The last of the drizzle cleared as we drove east past Glenfinnan and a short way along the Lochaline road to a cattle grid. This hill is gained by way of a 5 km walk directly south from a gate just beyond the cattle grid, over initially tussocky ground. Tedious but rising only gently. I'd planned to walk alone and take lots of flower pictures, but low on this north facing slope I could only detect heather, bog asphodel and tormentil. So keeping up with Jon wasn't a problem.
Tea and cake fuelled us for the steepening slopes over easier ground. I fell behind here. It's hard to get good pictures of flowers like milkwort and eyebright when they are embedded in deep grass. We saw a few red deer today, but they must be slow munchers.
Looking back (top and bottom pictures), there were good views towards cloud cloaked Munros to the north. The Fort William to Mallaig steam train puffed its way slowly across the foreground, hauling about eight carriages of sooty tourists.
Ravens argued above us as we reached a fence junction at about 700 metres, with good views into the depths of Coire Chearcaill to the east. Veering right, we soon reached the trig point and massive summit cairn at 770 metres. Lunch occurred in the shelter of this cairn, our heads just poking into the cloud.
A few metres lower down we had good views of both the cloud engulfed summit and the extensive vista below the 760 metre cloud base.
Jon spotted a forest track to the west of our ascent route that wasn't on our map, so we headed for that in order to avoid the awkward tussocks through which we'd ascended. The plan worked, apart from a deep hole that claimed Jon and destroyed his trousers.
The new track led down to a pleasant stroll past dandelion meadows and back to the main (albeit single track) road.

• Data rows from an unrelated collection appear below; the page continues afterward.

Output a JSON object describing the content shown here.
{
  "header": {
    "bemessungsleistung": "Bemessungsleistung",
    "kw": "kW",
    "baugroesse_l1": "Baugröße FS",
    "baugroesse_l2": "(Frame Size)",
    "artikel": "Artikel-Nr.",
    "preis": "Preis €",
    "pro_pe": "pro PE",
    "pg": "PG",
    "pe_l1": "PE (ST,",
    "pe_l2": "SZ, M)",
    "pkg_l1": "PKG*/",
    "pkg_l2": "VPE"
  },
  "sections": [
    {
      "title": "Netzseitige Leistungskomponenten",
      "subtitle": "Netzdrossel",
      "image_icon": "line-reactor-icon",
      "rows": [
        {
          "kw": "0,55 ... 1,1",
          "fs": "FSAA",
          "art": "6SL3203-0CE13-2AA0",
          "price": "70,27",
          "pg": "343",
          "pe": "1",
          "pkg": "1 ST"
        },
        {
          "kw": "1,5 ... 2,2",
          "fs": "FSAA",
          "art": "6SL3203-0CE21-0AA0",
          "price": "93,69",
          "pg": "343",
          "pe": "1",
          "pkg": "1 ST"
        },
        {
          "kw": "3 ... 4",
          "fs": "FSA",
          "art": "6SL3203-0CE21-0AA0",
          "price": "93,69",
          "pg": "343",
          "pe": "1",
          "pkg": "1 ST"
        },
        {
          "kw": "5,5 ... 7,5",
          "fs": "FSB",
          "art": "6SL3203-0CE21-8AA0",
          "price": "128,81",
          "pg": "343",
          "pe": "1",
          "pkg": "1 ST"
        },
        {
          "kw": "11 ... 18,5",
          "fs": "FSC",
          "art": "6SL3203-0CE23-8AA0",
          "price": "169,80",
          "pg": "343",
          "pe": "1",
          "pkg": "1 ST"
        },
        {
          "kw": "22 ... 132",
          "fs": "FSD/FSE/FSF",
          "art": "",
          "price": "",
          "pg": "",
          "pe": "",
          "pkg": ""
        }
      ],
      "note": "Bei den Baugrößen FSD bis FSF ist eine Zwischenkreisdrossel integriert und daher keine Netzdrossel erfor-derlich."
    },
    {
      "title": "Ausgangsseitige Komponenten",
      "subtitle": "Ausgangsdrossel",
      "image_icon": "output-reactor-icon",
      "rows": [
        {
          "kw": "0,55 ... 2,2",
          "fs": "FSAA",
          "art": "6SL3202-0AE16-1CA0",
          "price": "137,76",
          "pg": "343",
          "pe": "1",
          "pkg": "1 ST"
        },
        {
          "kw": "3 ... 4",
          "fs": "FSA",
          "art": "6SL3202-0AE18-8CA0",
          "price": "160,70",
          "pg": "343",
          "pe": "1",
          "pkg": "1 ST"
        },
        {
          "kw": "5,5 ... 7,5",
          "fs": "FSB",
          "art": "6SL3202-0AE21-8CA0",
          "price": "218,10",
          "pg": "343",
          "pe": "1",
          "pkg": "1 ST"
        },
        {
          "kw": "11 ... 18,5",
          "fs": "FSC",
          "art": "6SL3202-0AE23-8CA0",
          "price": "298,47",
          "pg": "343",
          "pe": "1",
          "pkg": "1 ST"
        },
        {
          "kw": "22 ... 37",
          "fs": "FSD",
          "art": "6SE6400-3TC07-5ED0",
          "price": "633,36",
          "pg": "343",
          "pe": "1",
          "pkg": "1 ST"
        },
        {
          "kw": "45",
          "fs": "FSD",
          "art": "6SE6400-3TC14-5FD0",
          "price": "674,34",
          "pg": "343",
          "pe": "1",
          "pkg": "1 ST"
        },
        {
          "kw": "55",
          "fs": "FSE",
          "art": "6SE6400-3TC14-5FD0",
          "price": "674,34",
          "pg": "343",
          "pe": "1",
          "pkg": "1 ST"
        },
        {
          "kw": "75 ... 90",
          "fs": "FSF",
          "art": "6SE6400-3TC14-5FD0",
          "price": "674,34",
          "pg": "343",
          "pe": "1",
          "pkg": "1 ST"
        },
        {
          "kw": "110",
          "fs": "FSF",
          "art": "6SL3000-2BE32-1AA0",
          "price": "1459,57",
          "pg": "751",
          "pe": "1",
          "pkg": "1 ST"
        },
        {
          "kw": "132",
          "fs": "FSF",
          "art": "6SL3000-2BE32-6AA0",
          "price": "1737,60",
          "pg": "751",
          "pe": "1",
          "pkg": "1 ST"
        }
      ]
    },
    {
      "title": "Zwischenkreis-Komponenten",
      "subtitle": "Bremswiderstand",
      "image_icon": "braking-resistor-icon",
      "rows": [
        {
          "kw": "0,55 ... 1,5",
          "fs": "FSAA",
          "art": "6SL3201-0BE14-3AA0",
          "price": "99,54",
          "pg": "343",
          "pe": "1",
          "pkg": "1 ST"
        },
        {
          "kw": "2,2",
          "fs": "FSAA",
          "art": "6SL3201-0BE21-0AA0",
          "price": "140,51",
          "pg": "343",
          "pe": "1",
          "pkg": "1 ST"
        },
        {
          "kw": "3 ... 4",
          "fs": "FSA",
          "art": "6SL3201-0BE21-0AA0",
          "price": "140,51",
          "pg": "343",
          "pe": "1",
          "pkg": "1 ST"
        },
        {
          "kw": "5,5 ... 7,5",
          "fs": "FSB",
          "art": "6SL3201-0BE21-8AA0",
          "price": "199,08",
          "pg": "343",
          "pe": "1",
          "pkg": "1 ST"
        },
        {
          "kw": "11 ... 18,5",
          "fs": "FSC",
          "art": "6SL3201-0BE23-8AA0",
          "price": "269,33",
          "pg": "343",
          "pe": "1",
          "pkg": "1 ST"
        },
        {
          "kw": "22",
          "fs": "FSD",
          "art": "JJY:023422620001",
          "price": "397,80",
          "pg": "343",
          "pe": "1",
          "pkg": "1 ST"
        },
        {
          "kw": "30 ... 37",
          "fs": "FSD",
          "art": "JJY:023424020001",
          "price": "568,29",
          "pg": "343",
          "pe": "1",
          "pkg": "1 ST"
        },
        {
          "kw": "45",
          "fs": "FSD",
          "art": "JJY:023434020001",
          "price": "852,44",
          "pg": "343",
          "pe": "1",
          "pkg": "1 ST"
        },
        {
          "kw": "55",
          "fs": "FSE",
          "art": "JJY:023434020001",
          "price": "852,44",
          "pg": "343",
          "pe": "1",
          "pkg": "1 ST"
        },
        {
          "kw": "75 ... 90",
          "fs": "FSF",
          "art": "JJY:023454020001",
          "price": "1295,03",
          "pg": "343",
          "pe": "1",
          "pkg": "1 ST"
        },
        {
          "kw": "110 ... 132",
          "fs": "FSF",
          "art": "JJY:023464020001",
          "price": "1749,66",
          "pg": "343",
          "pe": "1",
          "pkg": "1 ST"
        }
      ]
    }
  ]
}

Today's self appointed task of taking pictures of some of the flowers mentioned in earlier postings enjoyed partial success. The images will be included in a slideshow that I'll produce next week.
*Iain's 'ridge' turned out to be a series of hills with very rough going and a tough descent to the coast, and a MBA bothy near a cottage that can only be accessed by sea. A footpath led back to the main road from the bothy, so Iain was pleased not to have to retrace his rather cumbersome steps.